We love a good entrepreneurial success story — entrepreneur as protagonist overcomes obstacles and builds a thriving, successful company (and become wealthy while doing so). We want to hear about, learn from and even replicate what they’ve done.
However, this survivorship bias is problematic. Jason Cohen of Smart Bear Software does a nice job articulating this issue stating:
"The fact that you are learning only from success is a deeper problem than you imagine … drawing conclusions only from data that is available or convenient and thus systematically biasing your results."
Luckily, the startup community often courageously shares their stories — even when things don’t end well.
This list was compiled by ChubbyBrain and was suggested by Founders @Fail.
Failure #1: "I had the Next Big Thing: Condom Key chains"
Article: StoryLog, "How My Startup Failed"
Excerpt:There was no doubt about it: I had discovered The Next Big Thing. Like Edison and the light bulb, like Gates and the pc operating system, I would launch a revolution that would transform society while bringing me wealth and fame. I was about to become the first person in America to sell condom key chains.
Failure #2: "We took on Mint.com and lost"
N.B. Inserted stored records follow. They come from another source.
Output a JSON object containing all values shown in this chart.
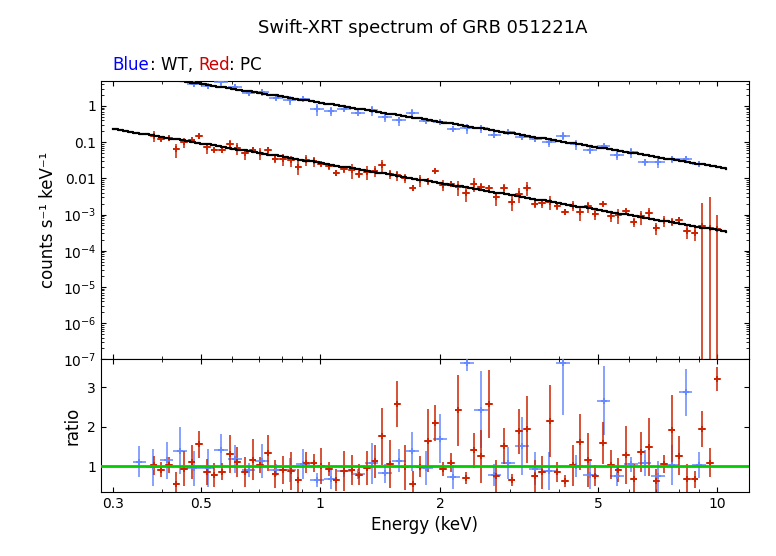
{
  "title": "Swift-XRT spectrum of GRB 051221A",
  "xlabel": "Energy (keV)",
  "ylabel_main": "counts s⁻¹ keV⁻¹",
  "ylabel_ratio": "ratio",
  "wt_color": "#6688ff",
  "pc_color": "#cc2200",
  "model_color": "black",
  "ratio_line_color": "#00cc00",
  "subtitle_blue_color": "#0000ff",
  "subtitle_red_color": "#cc0000",
  "xlim": [
    0.28,
    12.0
  ],
  "ylim_main": [
    1e-07,
    5.0
  ],
  "ylim_ratio": [
    0.35,
    3.7
  ],
  "title_fontsize": 13,
  "subtitle_fontsize": 12,
  "label_fontsize": 12,
  "tick_fontsize": 10
}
Article: Marc Hedlund's Blog, Why Wesabe Lost to Mint
Company: Wesabe
Author: Marc Hedlund
Excerpt: Even before we launched, we heard about other people working on similar ideas, and a slew of companies soon launched in our wake. None of them really seemed to get very far, though, and we were considered the leader in online personal finance until September 2007, when Mint launched at, and won, the first TechCrunch 40 conference.
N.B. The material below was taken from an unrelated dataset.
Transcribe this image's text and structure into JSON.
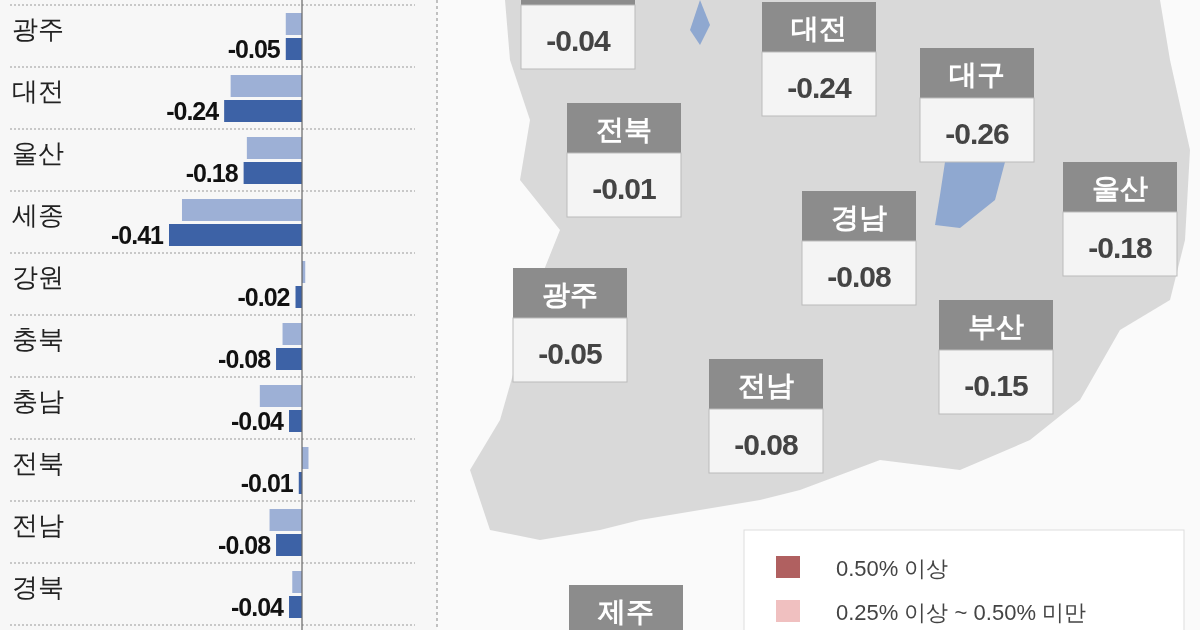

From that point forward we were considered in second place at best, and they overshadowed our site and everyone else's, too. Two years later, Mint was acquired by Intuit, makers of Quicken (and after Mint's launch, the makers of Quicken Online) for $170 million. A bit less than a year later, Wesabe shut down.
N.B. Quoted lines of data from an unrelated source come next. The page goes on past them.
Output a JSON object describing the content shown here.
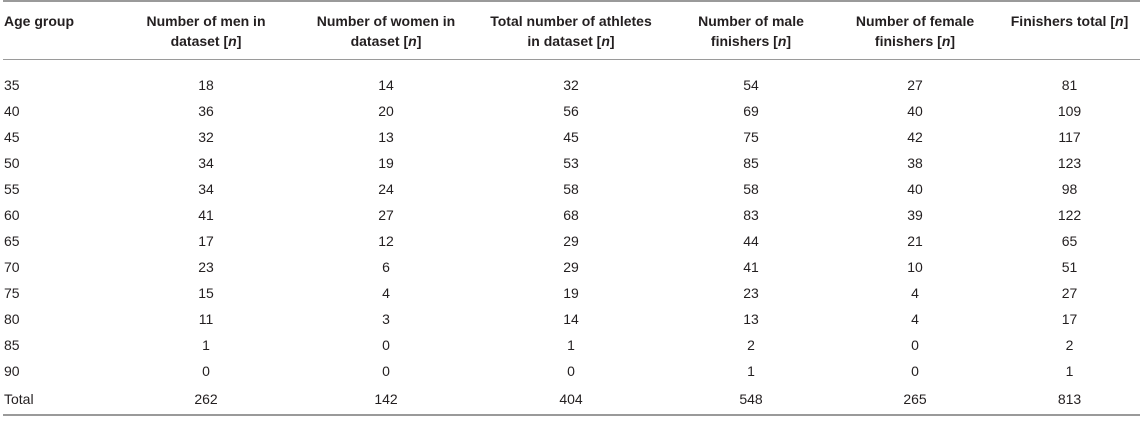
{
  "table": {
    "headers": [
      {
        "line1": "Age group",
        "line2": "",
        "unit": ""
      },
      {
        "line1": "Number of men in",
        "line2": "dataset ",
        "unit": "n"
      },
      {
        "line1": "Number of women in",
        "line2": "dataset ",
        "unit": "n"
      },
      {
        "line1": "Total number of athletes",
        "line2": "in dataset ",
        "unit": "n"
      },
      {
        "line1": "Number of male",
        "line2": "finishers ",
        "unit": "n"
      },
      {
        "line1": "Number of female",
        "line2": "finishers ",
        "unit": "n"
      },
      {
        "line1": "Finishers total ",
        "line2": "",
        "unit": "n"
      }
    ],
    "rows": [
      [
        "35",
        "18",
        "14",
        "32",
        "54",
        "27",
        "81"
      ],
      [
        "40",
        "36",
        "20",
        "56",
        "69",
        "40",
        "109"
      ],
      [
        "45",
        "32",
        "13",
        "45",
        "75",
        "42",
        "117"
      ],
      [
        "50",
        "34",
        "19",
        "53",
        "85",
        "38",
        "123"
      ],
      [
        "55",
        "34",
        "24",
        "58",
        "58",
        "40",
        "98"
      ],
      [
        "60",
        "41",
        "27",
        "68",
        "83",
        "39",
        "122"
      ],
      [
        "65",
        "17",
        "12",
        "29",
        "44",
        "21",
        "65"
      ],
      [
        "70",
        "23",
        "6",
        "29",
        "41",
        "10",
        "51"
      ],
      [
        "75",
        "15",
        "4",
        "19",
        "23",
        "4",
        "27"
      ],
      [
        "80",
        "11",
        "3",
        "14",
        "13",
        "4",
        "17"
      ],
      [
        "85",
        "1",
        "0",
        "1",
        "2",
        "0",
        "2"
      ],
      [
        "90",
        "0",
        "0",
        "0",
        "1",
        "0",
        "1"
      ],
      [
        "Total",
        "262",
        "142",
        "404",
        "548",
        "265",
        "813"
      ]
    ]
  }
}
Failure #3: "We thought, 'We'll attack this problem a few years before Microsoft and Oracle notice it and recognize it as a problem.'"
Article: ArsDigita – From Start-up to Bust-up
Company: ArsDigita
Author: Philip Greenspun
Excerpt: For roughly one year Peter Bloom (General Atlantic), Chip Hazard (Greylock), and Allen Shaheen (CEO) exercised absolute power over ArsDigita Corporation. During this year they
- Spent $20 million to get back to the same revenue that I had when I was CEO
- Declined Microsoft’s offer (summer 2000) to be the first enterprise software company with a .NET product (a Microsoft employee came back from a follow-up meeting with Allen and said “He reminds me of a lot of CEOs of companies that we’ve worked with… that have gone bankrupt.”)
- Deprecated the old feature-complete product (ACS 3.4) before finishing the new product (ACS 4.x); note that this is a well-known way to kill a company among people with software products experience; Informix self-destructed because people couldn’t figure out whether to run the old proven version 7 or the new fancy version 9 so they converted to Oracle instead)
- Created a vastly higher cost structure; I had 80 people mostly on base salaries under $100,000 and was bringing in revenue at the rate of $20 million annually. The ArsDigita of Greylock, General Atlantic, and Allen had nearly 200 with lots of new executive positions at $200,000 or over, programmers at base salaries of $125,000, etc. Contributing to the high cost structure was the new culture of working 9-5 Monday through Friday. Allen, Greylock, and General Atlantic wouldn’t be in the building on weekends and neither would the employees bother to come in.